Postal Banking Isn’t Done Yet, Even Though It Was Stripped from the Recent Spending Package
Democrats have introduced a new postal banking bill and advocates are still hopeful USPS will expand a small pilot program it launched last year.
Senate Democrats are renewing their call for more banking services at the U.S. Postal Service, looking to push the mailing agency further after it began a pilot program last year.
Sens. Kirsten Gillibrand, D-N.Y., Bernie Sanders, I-Vt., and Jeff Merkley, D-Ore., introduced a postal banking bill (S. 3891) on Tuesday after congressional negotiators kicked language demanding additional financial services at USPS off the fiscal 2022 omnibus funding package President Biden signed into law last week. The new measure would allow the Postal Service to offer low-cost checking and savings accounts, ATMs, mobile banking and low-interest loans.
House Democrats had included in their original fiscal 2022 funding bill $6 million for USPS to pilot “non-banking financial services” in at least five rural and five non-rural ZIP codes, including surcharge-free ATMs, wire transfers, check cashing and bill payment “to the fullest extent permitted under current statutory authority.” The Postal Service is already involved in financial services by offering money orders, the lawmakers noted.
Ultimately, after negotiations with the Senate, where bipartisan support was required to clear a 60-vote threshold, the language was removed from the measure. Gillibrand and Sanders, along with various House members, such as Rep. Alexandria Ocasio-Cortez, D-N.Y., had also pushed for inclusion of the provision in the funding bill.
“What we are asking the Post Office to do here is very basic but it’ll make a dramatic difference in so many communities and so many families,” Ocasio-Cortez said last year. “It’ll also provide needed revenue to USPS.”
Progressive lawmakers have for years pushed USPS to offer more banking services, but postal management has largely demurred. Instead, the agency has said it should shore up its finances by focusing on its core offerings. Last year, however, Postmaster General Louis DeJoy worked with the American Postal Workers Union to launch a small-scale pilot authorizing a few post offices to offer limited check cashing services. In the first four months of that program, however, the post offices provided cashed checks—in the form of Visa gift cards—for just six customers, which brought in $35.70 to USPS.
Postal management has said it will measure the success of the initiative based on customer usage and whether there was a demonstrated benefit to the community. USPS has not gone to great efforts to market the availability of its financial services. Before the program gained attention in national media outlets, USPS only announced the availability of the check cashing service through signs in the four affected post offices.
When USPS launched the initiative, American Postal Workers Union officials, who worked closely with postal management in setting it up, said the initial sites and services were meant to be a “proof-of-concept” test for the Postal Service. The union was hopeful that USPS would expand the pilot in early 2022, both in terms of services offered and locations where they are available. The easiest areas for expansion would be to allow for gift cards for checks of more than $500.

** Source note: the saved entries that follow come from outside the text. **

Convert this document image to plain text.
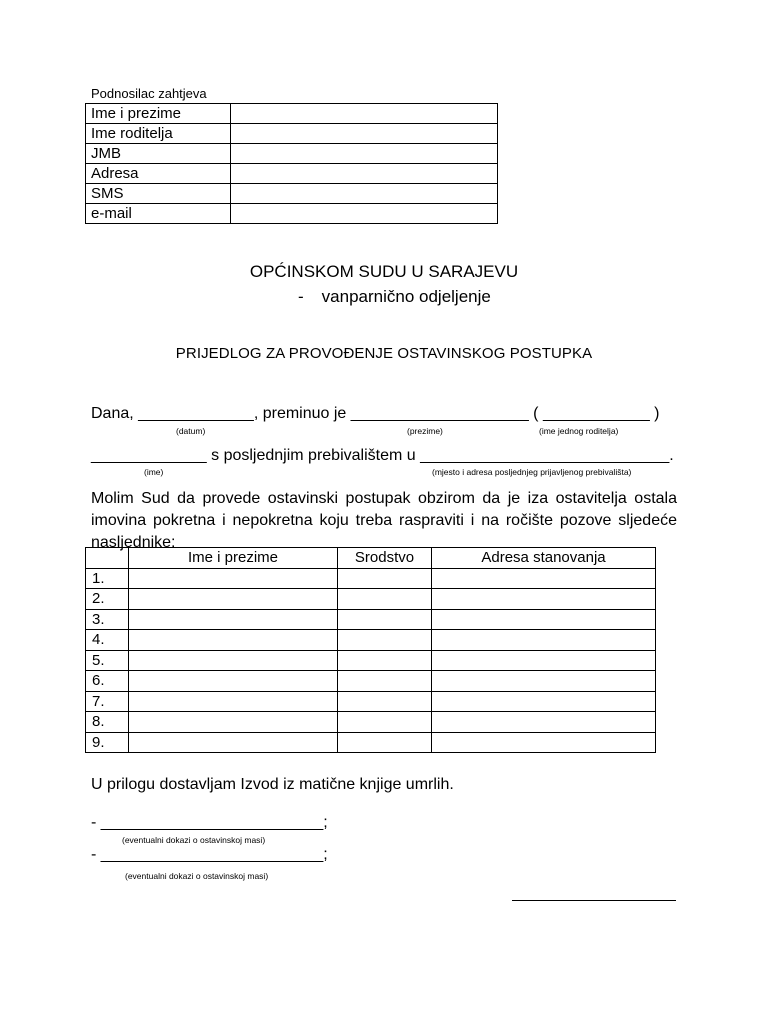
Podnosilac zahtjeva
Ime i prezime	
Ime roditelja	
JMB	
Adresa	
SMS	
e-mail	
OPĆINSKOM SUDU U SARAJEVU
- vanparnično odjeljenje
PRIJEDLOG ZA PROVOĐENJE OSTAVINSKOG POSTUPKA
Dana, _____________, preminuo je ____________________ ( ____________ )
(datum)	(prezime)	(ime jednog roditelja)
_____________ s posljednjim prebivalištem u ____________________________.
(ime)	(mjesto i adresa posljednjeg prijavljenog prebivališta)
Molim Sud da provede ostavinski postupak obzirom da je iza ostavitelja ostala imovina pokretna i nepokretna koju treba raspraviti i na ročište pozove sljedeće nasljednike:
	Ime i prezime	Srodstvo	Adresa stanovanja
1.			
2.			
3.			
4.			
5.			
6.			
7.			
8.			
9.			
U prilogu dostavljam Izvod iz matične knjige umrlih.
- _________________________;
(eventualni dokazi o ostavinskoj masi)
- _________________________;
(eventualni dokazi o ostavinskoj masi)
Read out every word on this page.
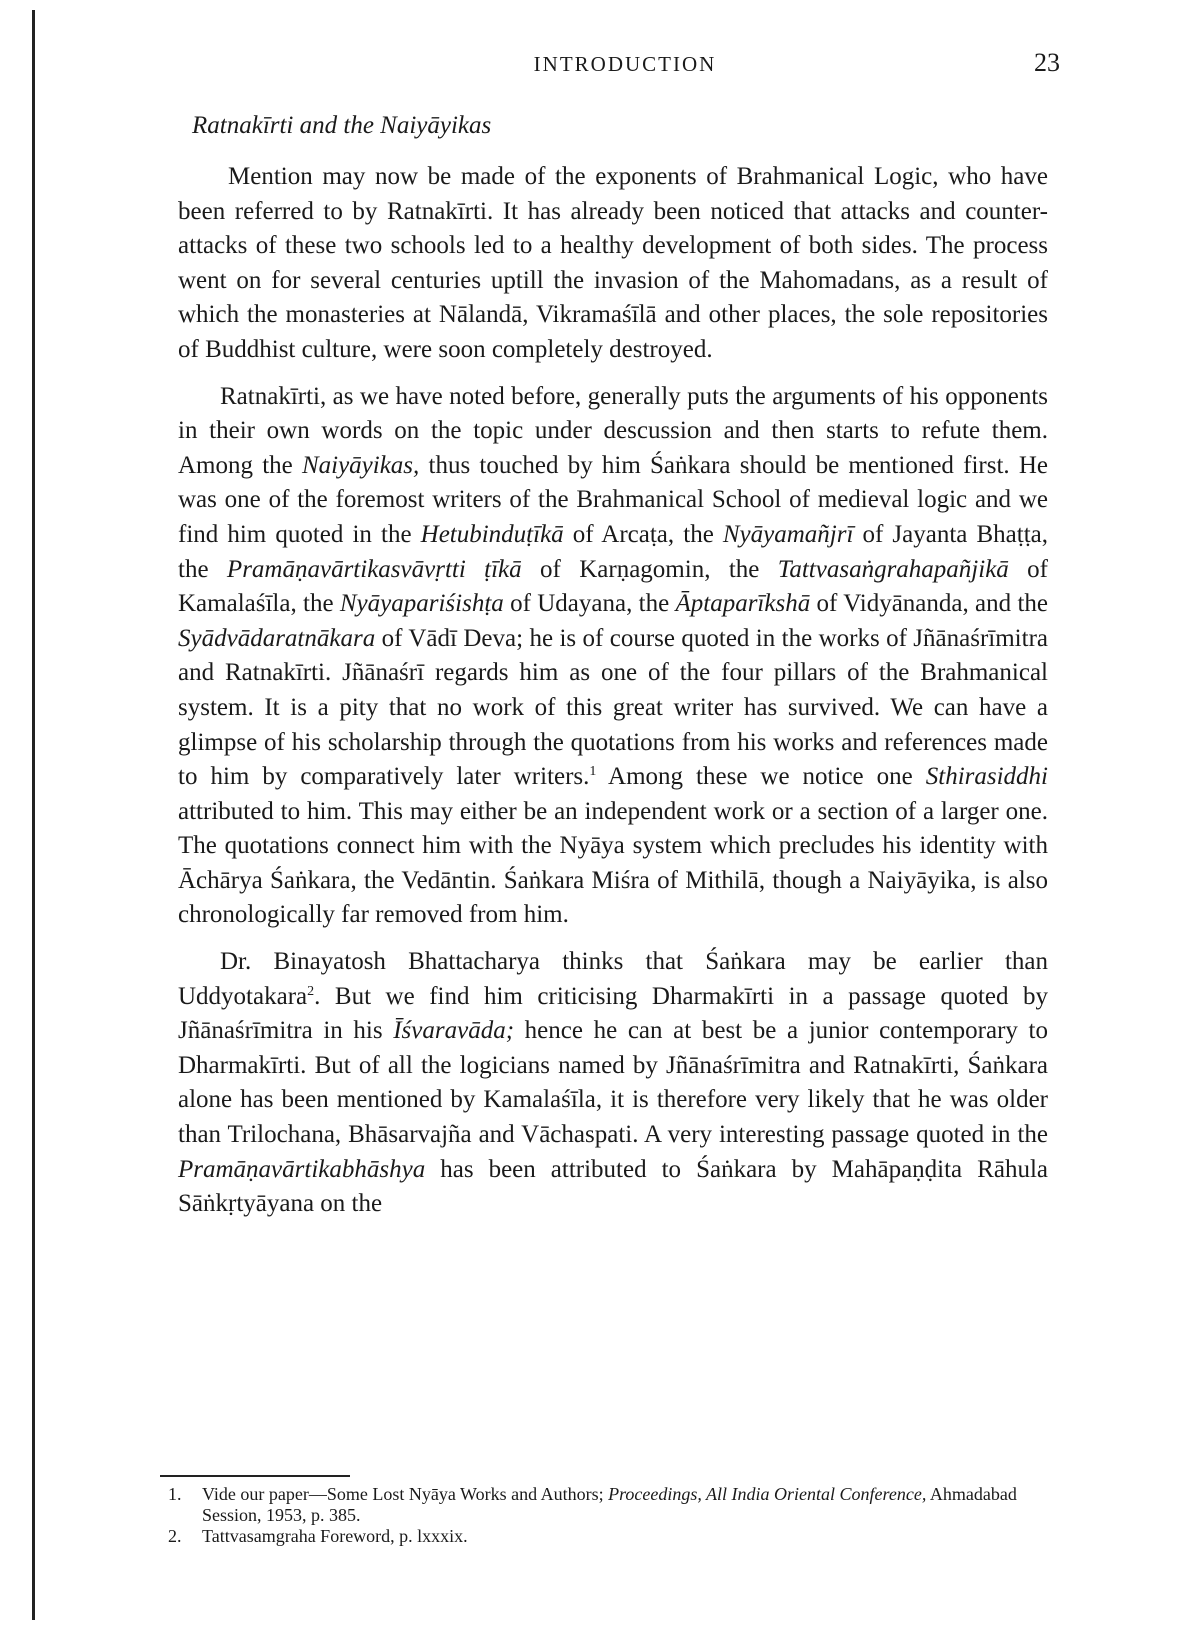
INTRODUCTION	23
Ratnakīrti and the Naiyāyikas

Mention may now be made of the exponents of Brahmanical Logic, who have been referred to by Ratnakīrti. It has already been noticed that attacks and counter-attacks of these two schools led to a healthy development of both sides. The process went on for several centuries uptill the invasion of the Mahomadans, as a result of which the monasteries at Nālandā, Vikramaśīlā and other places, the sole repositories of Buddhist culture, were soon completely destroyed.

Ratnakīrti, as we have noted before, generally puts the arguments of his opponents in their own words on the topic under descussion and then starts to refute them. Among the Naiyāyikas, thus touched by him Śaṅkara should be mentioned first. He was one of the foremost writers of the Brahmanical School of medieval logic and we find him quoted in the Hetubinduṭīkā of Arcaṭa, the Nyāyamañjrī of Jayanta Bhaṭṭa, the Pramāṇavārtikasvāvṛtti ṭīkā of Karṇagomin, the Tattvasaṅgrahapañjikā of Kamalaśīla, the Nyāyapariśishṭa of Udayana, the Āptaparīkshā of Vidyānanda, and the Syādvādaratnākara of Vādī Deva; he is of course quoted in the works of Jñānaśrīmitra and Ratnakīrti. Jñānaśrī regards him as one of the four pillars of the Brahmanical system. It is a pity that no work of this great writer has survived. We can have a glimpse of his scholarship through the quotations from his works and references made to him by comparatively later writers.$^1$ Among these we notice one Sthirasiddhi attributed to him. This may either be an independent work or a section of a larger one. The quotations connect him with the Nyāya system which precludes his identity with Āchārya Śaṅkara, the Vedāntin. Śaṅkara Miśra of Mithilā, though a Naiyāyika, is also chronologically far removed from him.

Dr. Binayatosh Bhattacharya thinks that Śaṅkara may be earlier than Uddyotakara$^2$. But we find him criticising Dharmakīrti in a passage quoted by Jñānaśrīmitra in his Īśvaravāda; hence he can at best be a junior contemporary to Dharmakīrti. But of all the logicians named by Jñānaśrīmitra and Ratnakīrti, Śaṅkara alone has been mentioned by Kamalaśīla, it is therefore very likely that he was older than Trilochana, Bhāsarvajña and Vāchaspati. A very interesting passage quoted in the Pramāṇavārtikabhāshya has been attributed to Śaṅkara by Mahāpaṇḍita Rāhula Sāṅkṛtyāyana on the

1.	Vide our paper—Some Lost Nyāya Works and Authors; Proceedings, All India Oriental Conference, Ahmadabad Session, 1953, p. 385.
2.	Tattvasamgraha Foreword, p. lxxxix.
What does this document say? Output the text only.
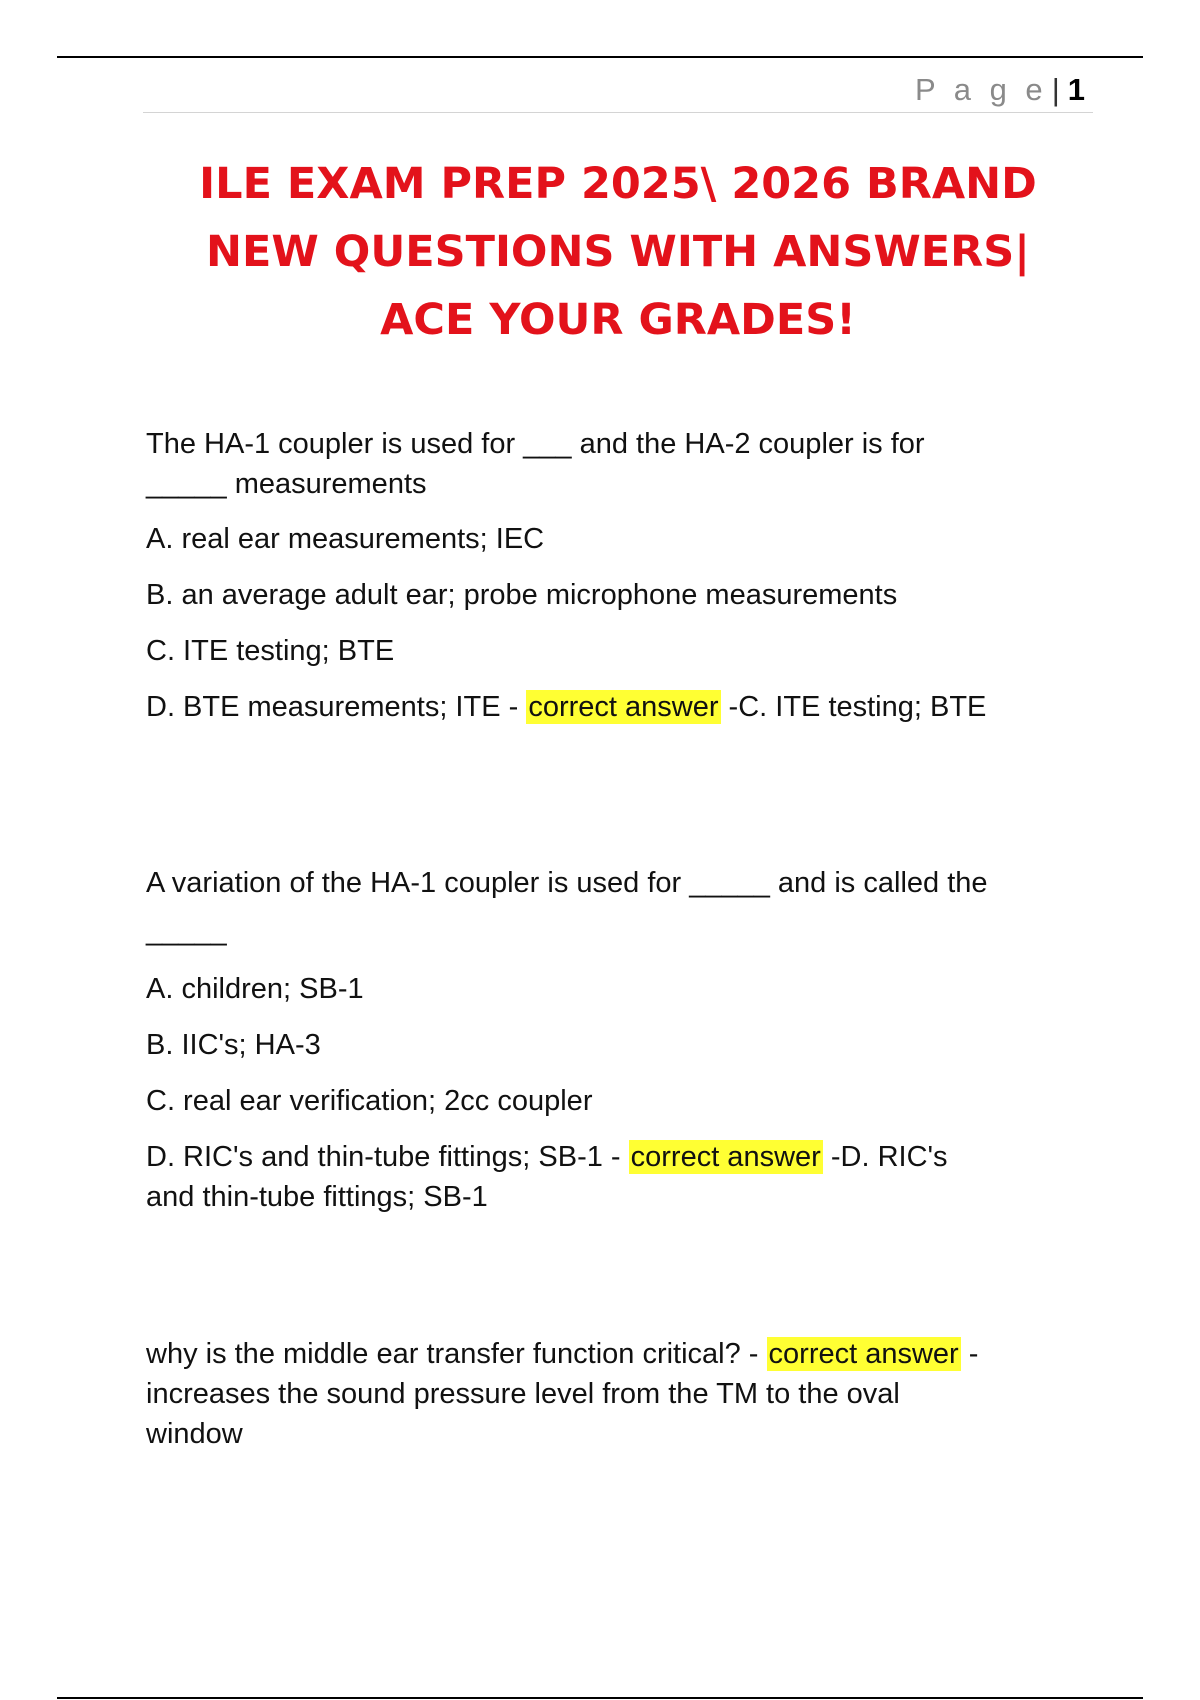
P a g e | 1
ILE EXAM PREP 2025\ 2026 BRAND
NEW QUESTIONS WITH ANSWERS|
ACE YOUR GRADES!

The HA-1 coupler is used for ___ and the HA-2 coupler is for
_____ measurements

A. real ear measurements; IEC
B. an average adult ear; probe microphone measurements
C. ITE testing; BTE
D. BTE measurements; ITE - correct answer -C. ITE testing; BTE

A variation of the HA-1 coupler is used for _____ and is called the
_____

A. children; SB-1
B. IIC's; HA-3
C. real ear verification; 2cc coupler
D. RIC's and thin-tube fittings; SB-1 - correct answer -D. RIC's
and thin-tube fittings; SB-1

why is the middle ear transfer function critical? - correct answer -
increases the sound pressure level from the TM to the oval
window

At the time it launched the pilot, postal management was looking to both raise the cap on the cards and allow for the bundling of multiple of them. Other services in discussion were a bill pay product, making the cards branded to the Postal Service and reloadable, and wire transfers from one post office to another. USPS has expressed an openness to setting up its own ATMs, though that may require additional statutory authority and was therefore only expected much further down the road. USPS offered banking services for more than 50 years, but stopped in 1967.
Research from the University of Michigan has found that one-in-four U.S. Census tracts, which are home to 21 million people, do not have any banks within their borders. Advocates for postal banking have highlighted that the private sector often charges high fees for check cashing and other services, and that historically disadvantaged communities are disproportionately impacted by them. The Postal Service is charging $5.95 per check transaction and, for now, is only allowing the checks to be used for gift cards.
While the new legislation would go much further, it remains unclear how much appetite Congress has for more floor time on another bill to overhaul the Postal Service. Lawmakers just passed the first major postal reform bill in 15 years, which enabled USPS to work with state and local governments to expand some offerings, but did not broaden its financial services authorization. Republican lawmakers have decried even USPS’ diminutive pilot program, saying they “strongly object to the concept of postal banking.” The limited services at four East Coast post offices fall far short of the much more comprehensive suite of financial services many advocates and left-leaning lawmakers have sought for years, but still took USPS in a surprising direction under Postmaster General Louis DeJoy’s rocky tenure.
The Postal Service declined to comment on the bill, or whether it was still considering expanding its financial services.